FTC Chairman Jon Leibowitz told Google to propose a resolution to a host of antitrust concerns in the coming days or face a lawsuit, two people familiar with the matter said last week. The issues include Google's exclusive agreement to provide services to online publishers and allegedly misusing patents to try and block rivals' smartphones from coming to market. The FTC is also treating serious complaints that Google has used consumer reviews from other websites without permission, according to the article. A final vote by the agency's five commissioners on whether to file a lawsuit and what its scope should be, is expected before the end of the month, the people said.

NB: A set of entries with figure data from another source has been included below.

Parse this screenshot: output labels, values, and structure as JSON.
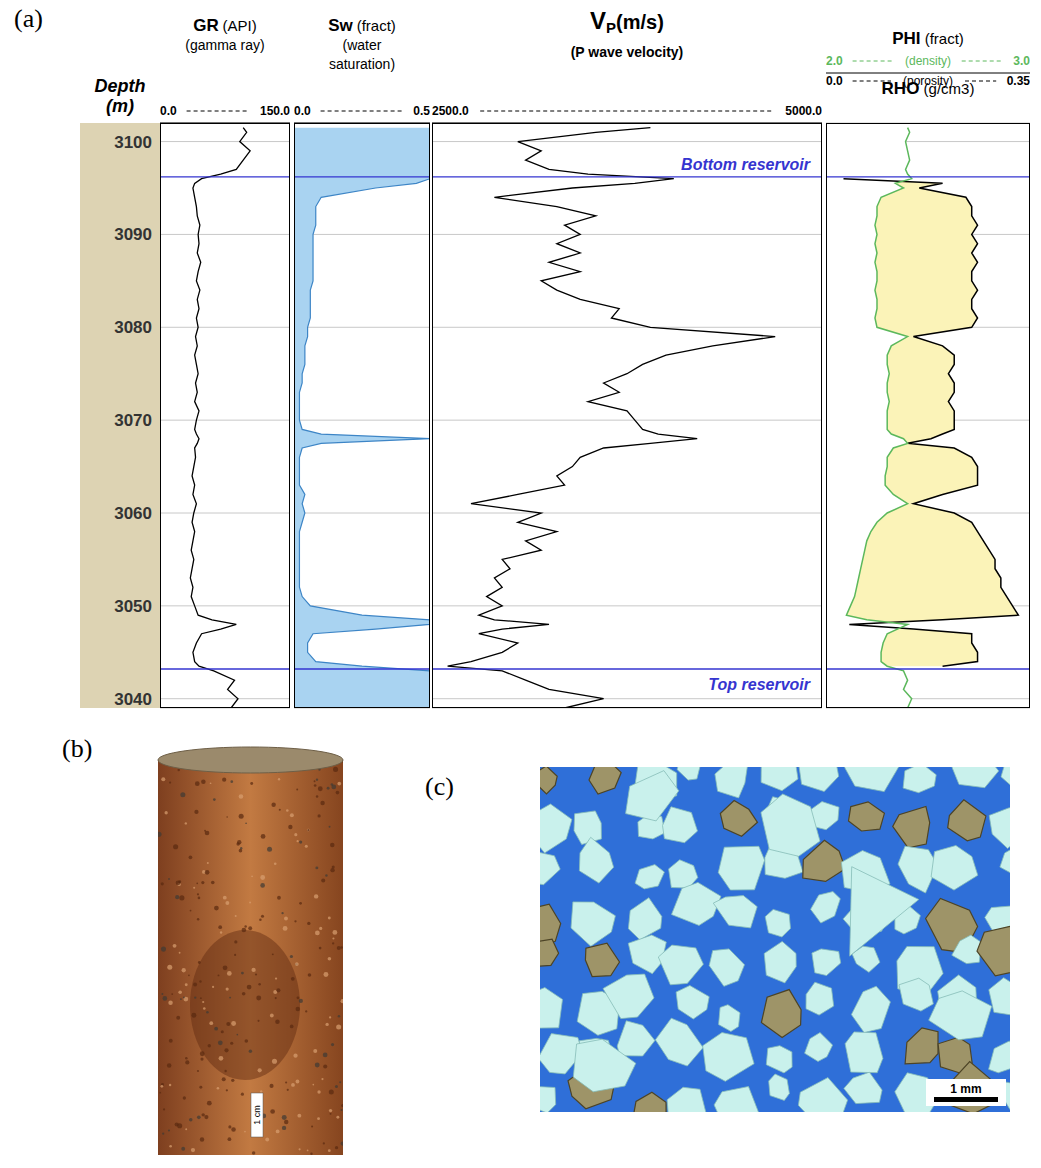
{
  "panel_label": "(a)",
  "depth": {
    "label": "Depth",
    "unit": "(m)",
    "grid": true,
    "ylim": [
      3039,
      3102
    ],
    "yticks": [
      3040,
      3050,
      3060,
      3070,
      3080,
      3090,
      3100
    ],
    "values": [
      3039,
      3040,
      3041,
      3042,
      3043,
      3043.5,
      3044,
      3045,
      3046,
      3047,
      3047.5,
      3048,
      3048.5,
      3049,
      3050,
      3051,
      3052,
      3053,
      3054,
      3055,
      3056,
      3057,
      3058,
      3059,
      3060,
      3061,
      3062,
      3063,
      3064,
      3065,
      3066,
      3067,
      3067.5,
      3068,
      3068.5,
      3069,
      3070,
      3071,
      3072,
      3073,
      3074,
      3075,
      3076,
      3077,
      3078,
      3079,
      3080,
      3081,
      3082,
      3083,
      3084,
      3085,
      3086,
      3087,
      3088,
      3089,
      3090,
      3091,
      3092,
      3093,
      3094,
      3095,
      3095.5,
      3096,
      3096.5,
      3097,
      3098,
      3099,
      3100,
      3101,
      3101.5
    ]
  },
  "annotations": [
    {
      "label": "Top reservoir",
      "depth": 3043.2
    },
    {
      "label": "Bottom reservoir",
      "depth": 3096.2
    }
  ],
  "chart_data": [
    {
      "type": "line",
      "title": "GR",
      "unit": "(API)",
      "subtitle": [
        "(gamma ray)"
      ],
      "xlim": [
        0,
        150
      ],
      "xticks": [
        {
          "value": 0,
          "label": "0.0"
        },
        {
          "value": 150,
          "label": "150.0"
        }
      ],
      "series": [
        {
          "name": "GR",
          "color": "#000000",
          "values": [
            82,
            90,
            78,
            86,
            62,
            45,
            40,
            38,
            42,
            48,
            70,
            88,
            60,
            44,
            40,
            36,
            38,
            35,
            37,
            39,
            36,
            38,
            40,
            37,
            39,
            42,
            38,
            40,
            37,
            39,
            41,
            40,
            43,
            45,
            42,
            40,
            42,
            45,
            40,
            43,
            41,
            44,
            42,
            40,
            43,
            41,
            44,
            42,
            45,
            43,
            46,
            42,
            44,
            47,
            43,
            45,
            44,
            46,
            43,
            42,
            40,
            38,
            40,
            48,
            70,
            88,
            96,
            104,
            92,
            100,
            96
          ]
        }
      ]
    },
    {
      "type": "area",
      "title": "Sw",
      "unit": "(fract)",
      "subtitle": [
        "(water",
        "saturation)"
      ],
      "xlim": [
        0,
        0.5
      ],
      "xticks": [
        {
          "value": 0,
          "label": "0.0"
        },
        0.5
      ],
      "series": [
        {
          "name": "Sw",
          "color": "#a9d3f1",
          "values": [
            0.5,
            0.5,
            0.5,
            0.5,
            0.5,
            0.25,
            0.08,
            0.05,
            0.05,
            0.07,
            0.3,
            0.5,
            0.5,
            0.25,
            0.06,
            0.03,
            0.02,
            0.02,
            0.02,
            0.02,
            0.02,
            0.02,
            0.02,
            0.03,
            0.04,
            0.03,
            0.04,
            0.02,
            0.02,
            0.02,
            0.02,
            0.03,
            0.1,
            0.5,
            0.1,
            0.03,
            0.02,
            0.02,
            0.02,
            0.02,
            0.03,
            0.03,
            0.04,
            0.04,
            0.04,
            0.05,
            0.05,
            0.06,
            0.06,
            0.06,
            0.06,
            0.07,
            0.07,
            0.07,
            0.07,
            0.07,
            0.07,
            0.08,
            0.08,
            0.08,
            0.1,
            0.3,
            0.45,
            0.5,
            0.5,
            0.5,
            0.5,
            0.5,
            0.5,
            0.5,
            0.5
          ]
        }
      ]
    },
    {
      "type": "line",
      "title_parts": [
        "V",
        "P",
        "(m/s)"
      ],
      "subtitle": [
        "(P wave velocity)"
      ],
      "xlim": [
        2500,
        5000
      ],
      "xticks": [
        {
          "value": 2500,
          "label": "2500.0"
        },
        {
          "value": 5000,
          "label": "5000.0"
        }
      ],
      "series": [
        {
          "name": "VP",
          "color": "#000000",
          "values": [
            3350,
            3600,
            3250,
            3100,
            2950,
            2600,
            2750,
            2950,
            3050,
            2800,
            2950,
            3250,
            2900,
            2800,
            2950,
            2850,
            2950,
            2900,
            3000,
            2950,
            3200,
            3100,
            3300,
            3050,
            3200,
            2750,
            3050,
            3350,
            3300,
            3400,
            3450,
            3600,
            3900,
            4200,
            3950,
            3850,
            3800,
            3750,
            3500,
            3700,
            3600,
            3750,
            3850,
            4000,
            4300,
            4700,
            3900,
            3650,
            3700,
            3450,
            3300,
            3200,
            3450,
            3250,
            3450,
            3300,
            3450,
            3350,
            3550,
            3300,
            2900,
            3400,
            3800,
            4050,
            3500,
            3250,
            3100,
            3200,
            3050,
            3550,
            3900
          ]
        }
      ]
    },
    {
      "type": "area",
      "series": [
        {
          "name": "PHI",
          "unit": "(fract)",
          "scale_label": "(porosity)",
          "xlim": [
            0,
            0.35
          ],
          "xticks": [
            {
              "value": 0,
              "label": "0.0"
            },
            0.35
          ],
          "color": "#000000",
          "values": [
            null,
            null,
            null,
            null,
            null,
            0.2,
            0.26,
            0.26,
            0.25,
            0.25,
            0.15,
            0.04,
            0.2,
            0.33,
            0.32,
            0.31,
            0.3,
            0.3,
            0.29,
            0.29,
            0.28,
            0.27,
            0.26,
            0.25,
            0.22,
            0.15,
            0.2,
            0.26,
            0.26,
            0.26,
            0.25,
            0.22,
            0.14,
            0.18,
            0.2,
            0.22,
            0.22,
            0.22,
            0.21,
            0.22,
            0.22,
            0.21,
            0.22,
            0.22,
            0.2,
            0.15,
            0.25,
            0.26,
            0.25,
            0.25,
            0.26,
            0.25,
            0.25,
            0.26,
            0.25,
            0.26,
            0.25,
            0.26,
            0.25,
            0.25,
            0.24,
            0.16,
            0.2,
            0.03,
            null,
            null,
            null,
            null,
            null,
            null,
            null
          ]
        },
        {
          "name": "RHO",
          "unit": "(g/cm3)",
          "scale_label": "(density)",
          "xlim": [
            2,
            3
          ],
          "xticks": [
            {
              "value": 2,
              "label": "2.0"
            },
            {
              "value": 3,
              "label": "3.0"
            }
          ],
          "color": "#5cb85c",
          "values": [
            2.4,
            2.42,
            2.38,
            2.4,
            2.38,
            2.3,
            2.27,
            2.27,
            2.28,
            2.3,
            2.35,
            2.4,
            2.2,
            2.1,
            2.12,
            2.14,
            2.15,
            2.16,
            2.17,
            2.18,
            2.19,
            2.2,
            2.22,
            2.25,
            2.3,
            2.4,
            2.33,
            2.29,
            2.29,
            2.3,
            2.3,
            2.33,
            2.4,
            2.38,
            2.32,
            2.3,
            2.3,
            2.3,
            2.31,
            2.3,
            2.3,
            2.31,
            2.3,
            2.3,
            2.32,
            2.4,
            2.25,
            2.24,
            2.25,
            2.25,
            2.24,
            2.25,
            2.25,
            2.24,
            2.25,
            2.24,
            2.25,
            2.24,
            2.25,
            2.25,
            2.27,
            2.38,
            2.34,
            2.42,
            2.4,
            2.39,
            2.41,
            2.4,
            2.39,
            2.41,
            2.4
          ]
        }
      ]
    }
  ],
  "panels": [
    {
      "label": "(b)",
      "scale_bar": "1 cm"
    },
    {
      "label": "(c)",
      "scale_bar": "1 mm"
    }
  ]
}
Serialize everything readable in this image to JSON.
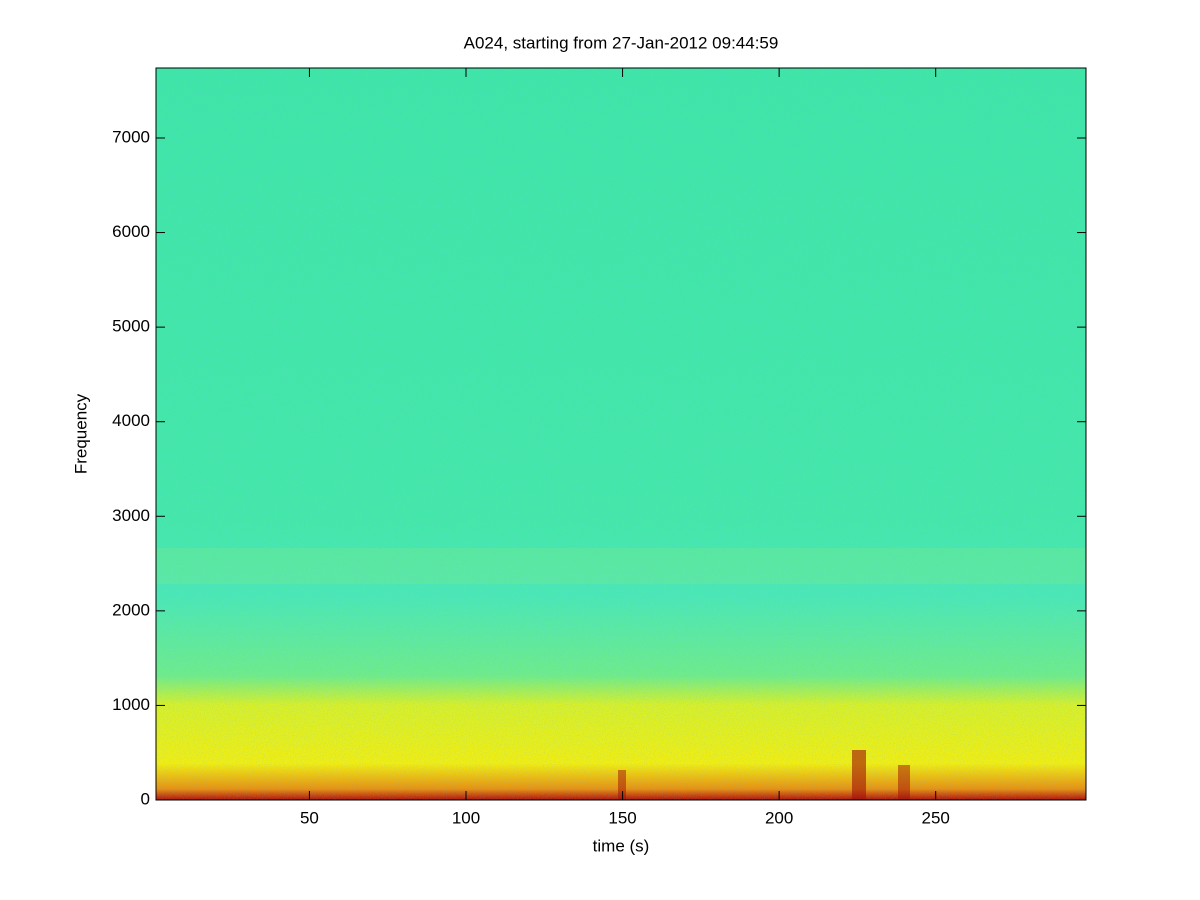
{
  "chart_data": {
    "type": "spectrogram",
    "title": "A024, starting from 27-Jan-2012 09:44:59",
    "x_label": "time (s)",
    "y_label": "Frequency",
    "xlim": [
      1,
      298
    ],
    "xticks": [
      50,
      100,
      150,
      200,
      250
    ],
    "ylim": [
      0,
      7740
    ],
    "yticks": [
      0,
      1000,
      2000,
      3000,
      4000,
      5000,
      6000,
      7000
    ]
  }
}
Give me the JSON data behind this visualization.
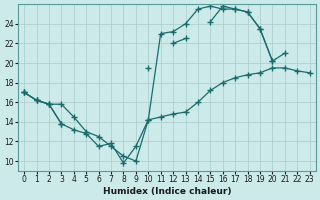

Separately, the European Union, now in settlement talks with Google over antitrust concerns, is pressing the company to make changes to its search practices. Google is putting its own restaurant reviews, maps and shopping services at the top of the results page and the top three results garner 88 percent of users' clicks, according to Fairsearch.org. The group began an internet and print-ad campaign 19 November featuring web entrepreneurs complaining about Google's search practices. Google's argument, made public by Executive Chairman Eric Schmidt, is that its rankings help consumers who seek the best answer to a query rather than links to other information sources, the article said.